Reisezeit: September 2008  |  von Matthes Jansen

15.+16 Tag: Rodalquilar bis Las Negras

Am nächsten Morgen ging es zunächst wieder auf der Straße weiter in Richtung Norden. Dann kamen wir jedoch an eine Abzweigung, das Schild zeigte weiter geradeaus, wir entschlossen uns aber rechts abzubiegen, weil auf meiner Karte vermerkt war, dass es sich beim dortigen Strand um einen sehenswerten Punkt handelt. Nun, kurz gesagt: Die Karte hatte nicht gelogen, und die nächste Stunde war landschaftlich das mit Abstand Spektakulärste des gesamten Nationalparks Gabo de Gata (Explizit war das hier die Küstenlinie zwischen Camping "La Caleta" im Norden und dem Berg Cerrico Romero im Süden).

Nach dem Aufbau der Zelte am Campingplatz machte jeder was er wollte. Weil ich Lust hatte Zeitung zu lesen ging ich nach Las Negras um dort eine zu kaufen. Die Stadt ist vom Campingplatz durch einen kleinen Berg getrennt, trotzdem beträgt die Gehzeit nicht mehr als 10 Minuten.
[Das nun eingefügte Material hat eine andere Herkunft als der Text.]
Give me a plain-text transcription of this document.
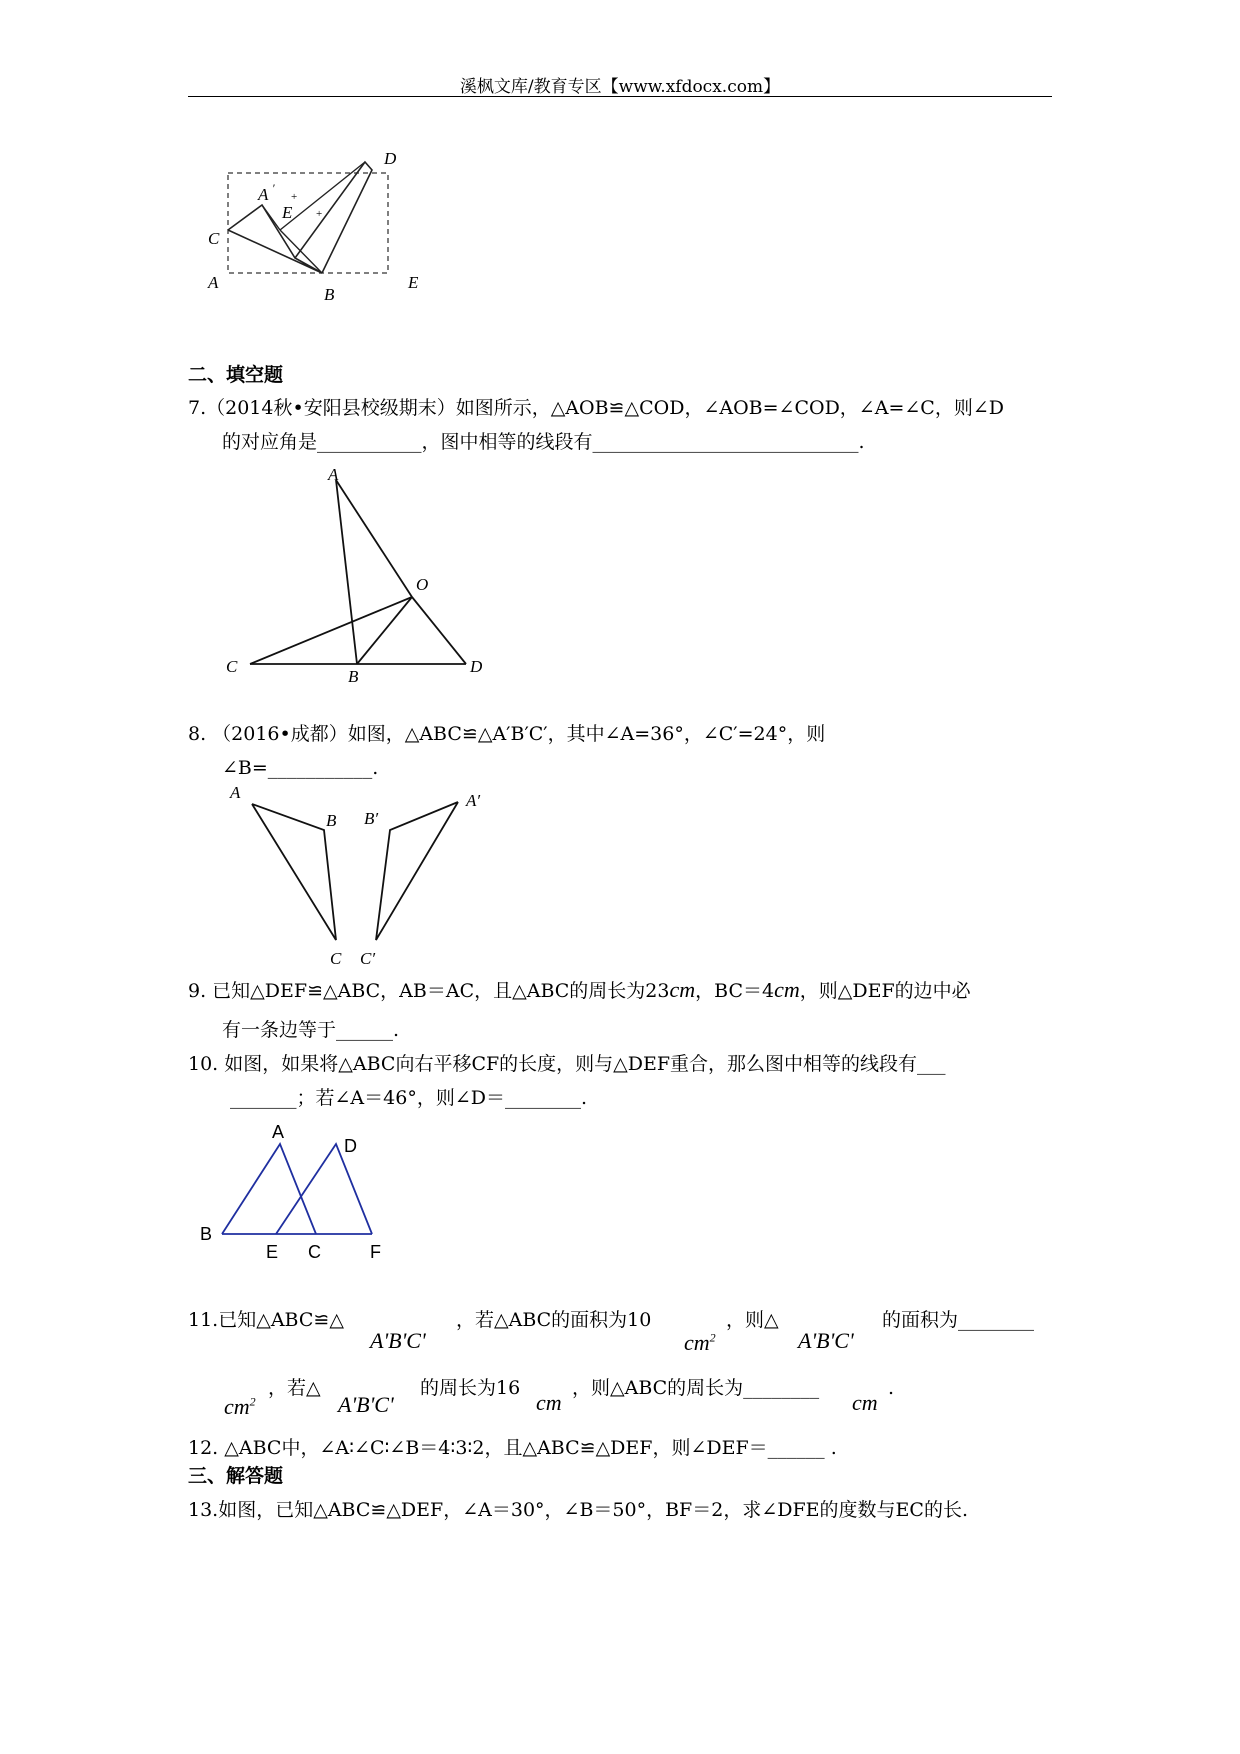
溪枫文库/教育专区【www.xfdocx.com】
D
A ′
E
+
+
C
A
B
E
二、填空题
7.（2014秋•安阳县校级期末）如图所示，△AOB≌△COD，∠AOB=∠COD，∠A=∠C，则∠D
的对应角是___________，图中相等的线段有____________________________.
A
O
C
B
D
8. （2016•成都）如图，△ABC≌△A′B′C′，其中∠A=36°，∠C′=24°，则
∠B=___________.
A
B
C
A′
B′
C′
9. 已知△DEF≌△ABC，AB＝AC，且△ABC的周长为23cm，BC＝4cm，则△DEF的边中必
有一条边等于______.
10. 如图，如果将△ABC向右平移CF的长度，则与△DEF重合，那么图中相等的线段有___
_______；若∠A＝46°，则∠D＝________.
A
D
B
E C	F
11.已知△ABC≌△
A'B'C'
，若△ABC的面积为10
$cm^2$
，则△
A'B'C'
的面积为________
$cm^2$
，若△
A'B'C'
的周长为16
cm
，则△ABC的周长为________
cm
.
12. △ABC中，∠A∶∠C∶∠B＝4∶3∶2，且△ABC≌△DEF，则∠DEF＝______ .
三、解答题
13.如图，已知△ABC≌△DEF，∠A＝30°，∠B＝50°，BF＝2，求∠DFE的度数与EC的长.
Oben auf dem Berg angekommen sah ich dann bei einem Blick auf den Strand, dass sich hier das Verhältnis zwischen spärlich Bekleideten und Splitternackten massiv zu Gunsten letzterer verschoben hatte. Tatsächlich ist das dann aber auch nicht weiter verwunderlich, denn direkt über Las Negras liegt San Pedro, DER Wahlfahrtsort für "Hippies" alter Schule, Aussteiger, Esoteriker. Trotz einiger Versuche seitens der Polizei die Leute durch Razzien zu vertreiben besteht ein harter Kern ununterbrochen fort, um den sich immer mehr Zuzöglinge gruppieren.
Ich kaufte ein wenig ein, entgegen meiner Erwartungen erstand ich sogar eine deutsche Zeitung und ging anschließend wieder zum Campingplatz zurück.
Am Campingplatz angekommen ging's dann los, Übelkeit bis fast zum Brechreiz, etwas Kopfschmerzen. Da ich nichts Schlechtes gegessen hatte am Morgen - nämlich gar nichts - konnte es entweder nur an dem "Trinkwasser" am Campingplatz liegen, das so nach Chlor schmeckte, als wäre es direkt aus dem Pool in der Nähe abgepumpt worden, oder es war ein Hitzschlag. Und weil es bisher, obwohl ich jeden Trinkwasserhahn zwischen Lanjaron und Juviles ausprobiert hatte, nie Probleme mit dem Magen gegeben hatte, tippte ich, trotz permanentem Sonnenschutz in Form von Hemd und Hut, auf den Hitzeschlag, insbesondere da ich am Morgen fast nichts getrunken hatte. Also kaufte ich mir im Supermarkt eine Flasche Wasser, entledigte mich noch schnell auf der Toilette des Brechreizes, trank dann 1/2 Liter weg und legte mich in den Schatten hin.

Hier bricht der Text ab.